As fast as a firefighter, Cathy pulled on her magenta Love Stinks skunk scrubs and climbed out onto the roof. The pitch was steep and the tar shingles were sticky. So much for her spa pedicure. Every so often a furry tail was visible snaking along the rain gutter.

Lawrence, still on his own roof, turned off his weed whacker. “Don’t move,” he called over, “I’ll be right there.”

A few minutes later, he appeared at the top of a ladder with a cat carrier. Mrs. Beasley cowered under the eaves, but with Lawrence’s gentle prodding she was eventually coaxed into the box. Cathy put her foot on the first rung. “Mrs. Beasley! Are you okay?” she shouted. In the distance, an approaching siren could be heard.

Lawrence laughed. “Just like on Leave It to Beaver.”

But he wasn’t laughing when the fire truck stopped in front of her house and Sean jumped down from the cab. Cathy smoothed her hair and tucked her shirt into her skunk scrubs.

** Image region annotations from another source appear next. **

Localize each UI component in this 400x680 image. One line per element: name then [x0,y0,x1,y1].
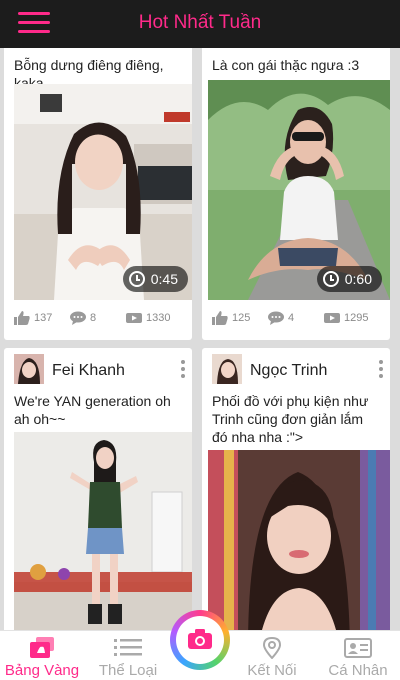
more-options-icon[interactable] [378,360,384,378]
view-count: 1330 [146,312,171,324]
like-count: 125 [232,312,251,324]
tab-label: Cá Nhân [328,662,388,679]
comment-count: 4 [288,312,295,324]
comment-stat[interactable]: 8 [70,311,126,325]
post-caption: Là con gái thặc ngưa :3 [212,57,360,73]
video-card[interactable]: Bỗng dưng điêng điêng, kaka 0:45 137 8 1… [4,48,192,340]
username[interactable]: Fei Khanh [52,362,125,380]
location-pin-icon [262,637,282,659]
view-stat: 1330 [126,311,182,325]
video-card[interactable]: Fei Khanh We're YAN generation oh ah oh~… [4,348,192,630]
video-thumbnail[interactable] [208,450,390,630]
video-thumbnail-image [14,432,192,630]
video-thumbnail-image [208,450,390,630]
more-options-icon[interactable] [180,360,186,378]
username[interactable]: Ngọc Trinh [250,362,327,380]
like-stat[interactable]: 137 [14,311,70,325]
camera-button-inner [176,616,224,664]
comment-count: 8 [90,312,97,324]
video-duration-badge: 0:45 [122,266,188,292]
post-caption: Phối đồ với phụ kiện như Trinh cũng đơn … [212,393,369,445]
tab-ket-noi[interactable]: Kết Nối [232,631,312,680]
avatar-image [212,354,242,384]
tab-label: Thể Loại [98,662,158,679]
post-caption: We're YAN generation oh ah oh~~ [14,393,171,427]
video-duration-badge: 0:60 [316,266,382,292]
profile-card-icon [344,638,372,658]
thumbs-up-icon [212,311,228,325]
video-card[interactable]: Là con gái thặc ngưa :3 0:60 125 4 1295 [202,48,390,340]
like-count: 137 [34,312,53,324]
avatar[interactable] [14,354,44,384]
duration-text: 0:60 [344,271,372,287]
list-icon [114,639,142,656]
comment-stat[interactable]: 4 [268,311,324,325]
avatar[interactable] [212,354,242,384]
video-feed[interactable]: Bỗng dưng điêng điêng, kaka 0:45 137 8 1… [0,48,400,630]
card-header: Ngọc Trinh [202,348,390,392]
video-thumbnail[interactable] [14,432,192,630]
video-card[interactable]: Ngọc Trinh Phối đồ với phụ kiện như Trin… [202,348,390,630]
camera-icon [188,629,212,649]
comment-icon [70,311,86,325]
comment-icon [268,311,284,325]
clock-icon [322,271,339,287]
view-count: 1295 [344,312,369,324]
play-views-icon [324,313,340,323]
page-title: Hot Nhất Tuần [138,12,262,33]
like-stat[interactable]: 125 [212,311,268,325]
tab-the-loai[interactable]: Thể Loại [88,631,168,680]
trophy-cards-icon [30,637,54,658]
top-bar: Hot Nhất Tuần [0,0,400,48]
tab-label: Bảng Vàng [4,662,80,679]
tab-bang-vang[interactable]: Bảng Vàng [2,631,82,680]
camera-record-button[interactable] [170,610,230,670]
duration-text: 0:45 [150,271,178,287]
view-stat: 1295 [324,311,380,325]
play-views-icon [126,313,142,323]
card-header: Fei Khanh [4,348,192,392]
tab-label: Kết Nối [247,662,297,679]
avatar-image [14,354,44,384]
video-thumbnail[interactable]: 0:60 [208,80,390,300]
tab-ca-nhan[interactable]: Cá Nhân [318,631,398,680]
video-thumbnail[interactable]: 0:45 [14,84,192,300]
post-stats: 125 4 1295 [212,308,380,328]
thumbs-up-icon [14,311,30,325]
post-stats: 137 8 1330 [14,308,182,328]
clock-icon [128,271,145,287]
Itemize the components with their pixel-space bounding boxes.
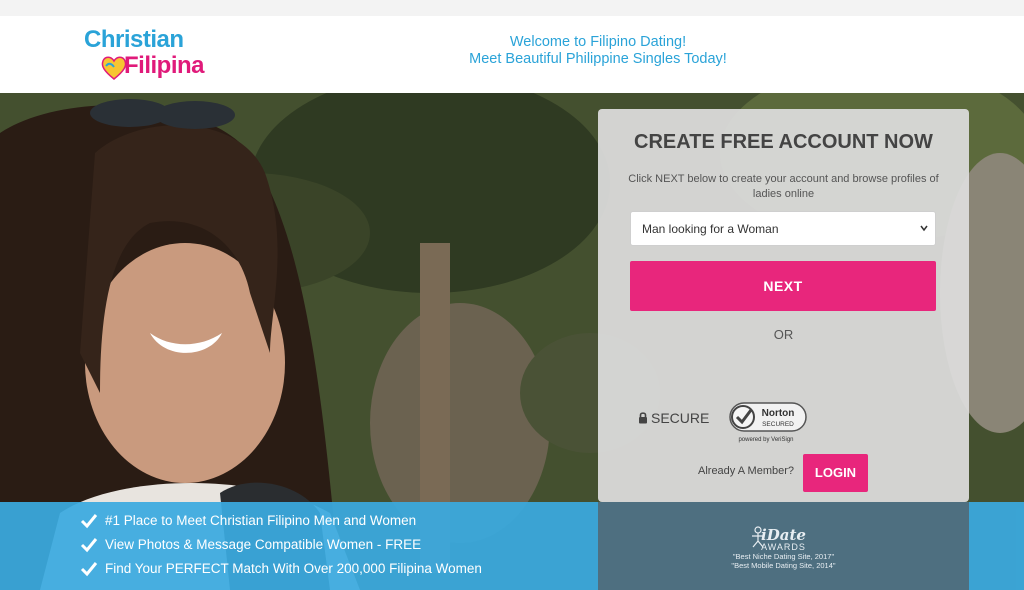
seeking-select[interactable]: Man looking for a Woman xyxy=(630,211,936,246)
seeking-select-value: Man looking for a Woman xyxy=(642,222,779,236)
signup-panel: CREATE FREE ACCOUNT NOW Click NEXT below… xyxy=(598,109,969,502)
signup-title: CREATE FREE ACCOUNT NOW xyxy=(634,131,933,153)
chevron-down-icon xyxy=(920,225,928,232)
welcome-message: Welcome to Filipino Dating! Meet Beautif… xyxy=(430,34,766,68)
award-panel: iDate AWARDS "Best Niche Dating Site, 20… xyxy=(598,502,969,590)
norton-secured-text: SECURED xyxy=(762,421,794,428)
norton-text: Norton xyxy=(762,408,795,419)
login-button[interactable]: LOGIN xyxy=(803,454,868,492)
site-header: Christian Filipina Welcome to Filipino D… xyxy=(0,16,1024,93)
lock-icon xyxy=(639,412,647,424)
award-subtitle: AWARDS xyxy=(761,542,806,552)
already-member-text: Already A Member? xyxy=(698,465,794,477)
top-strip xyxy=(0,0,1024,16)
norton-verisign-text: powered by VeriSign xyxy=(738,437,793,443)
site-logo[interactable]: Christian Filipina xyxy=(80,24,220,86)
next-button[interactable]: NEXT xyxy=(630,261,936,311)
logo-text-line2: Filipina xyxy=(124,52,205,79)
norton-check-icon xyxy=(731,405,755,429)
secure-label: SECURE xyxy=(638,410,709,426)
feature-text: #1 Place to Meet Christian Filipino Men … xyxy=(105,513,417,528)
feature-item: View Photos & Message Compatible Women -… xyxy=(80,534,482,558)
norton-secured-badge[interactable]: Norton SECURED powered by VeriSign xyxy=(726,401,810,445)
award-quote-2: "Best Mobile Dating Site, 2014" xyxy=(731,561,836,570)
feature-item: Find Your PERFECT Match With Over 200,00… xyxy=(80,558,482,582)
secure-text: SECURE xyxy=(651,410,710,426)
signup-subtitle: Click NEXT below to create your account … xyxy=(628,173,939,200)
feature-item: #1 Place to Meet Christian Filipino Men … xyxy=(80,510,482,534)
award-quote-1: "Best Niche Dating Site, 2017" xyxy=(732,552,835,561)
idate-award: iDate AWARDS "Best Niche Dating Site, 20… xyxy=(598,526,969,570)
checkmark-icon xyxy=(80,514,98,529)
logo-text-line1: Christian xyxy=(84,26,184,53)
feature-text: View Photos & Message Compatible Women -… xyxy=(105,537,422,552)
welcome-line-2: Meet Beautiful Philippine Singles Today! xyxy=(469,51,727,67)
or-divider: OR xyxy=(773,327,794,342)
welcome-line-1: Welcome to Filipino Dating! xyxy=(509,34,687,50)
checkmark-icon xyxy=(80,562,98,577)
checkmark-icon xyxy=(80,538,98,553)
feature-list: #1 Place to Meet Christian Filipino Men … xyxy=(80,510,482,582)
feature-text: Find Your PERFECT Match With Over 200,00… xyxy=(105,561,482,576)
award-figure-icon xyxy=(752,526,764,548)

“Thanks again, Lawrence,” she said. “You saved the day.”

He turned to go. She hoped it was the weight of the ladder that was making his shoulders slump. Walking toward Sean, Cathy felt as if she had been struck by a giant tuning fork. Every cell in her body was vibrating, awake. Sean took the carrier from her hand and let her lead the way to the house. “Nothing sexier than a woman in scrubs,” he said.

When he lifted her in his arms as if she didn’t weigh a thing and carried her upstairs, quoting Shakespeare—“Thou wouldst as soon go kindle fire with snow / As seek to quench the fire of love with words”—she was glad she’d remembered to close the curtains. The sight of Lawrence with a power saw would have definitely ruined the mood. And this time, when she excused herself to give the Liquibead one last try, she hit the mark.

Ten minutes later, there was a crash that sounded like metal garbage cans being knocked over by raccoons, and then a call for help. She peeked through the blinds.

Lawrence! He was lying on his back on top of the garbage cans. What did the guy expect? Who in his right mind wears tasseled loafers to work on a roof?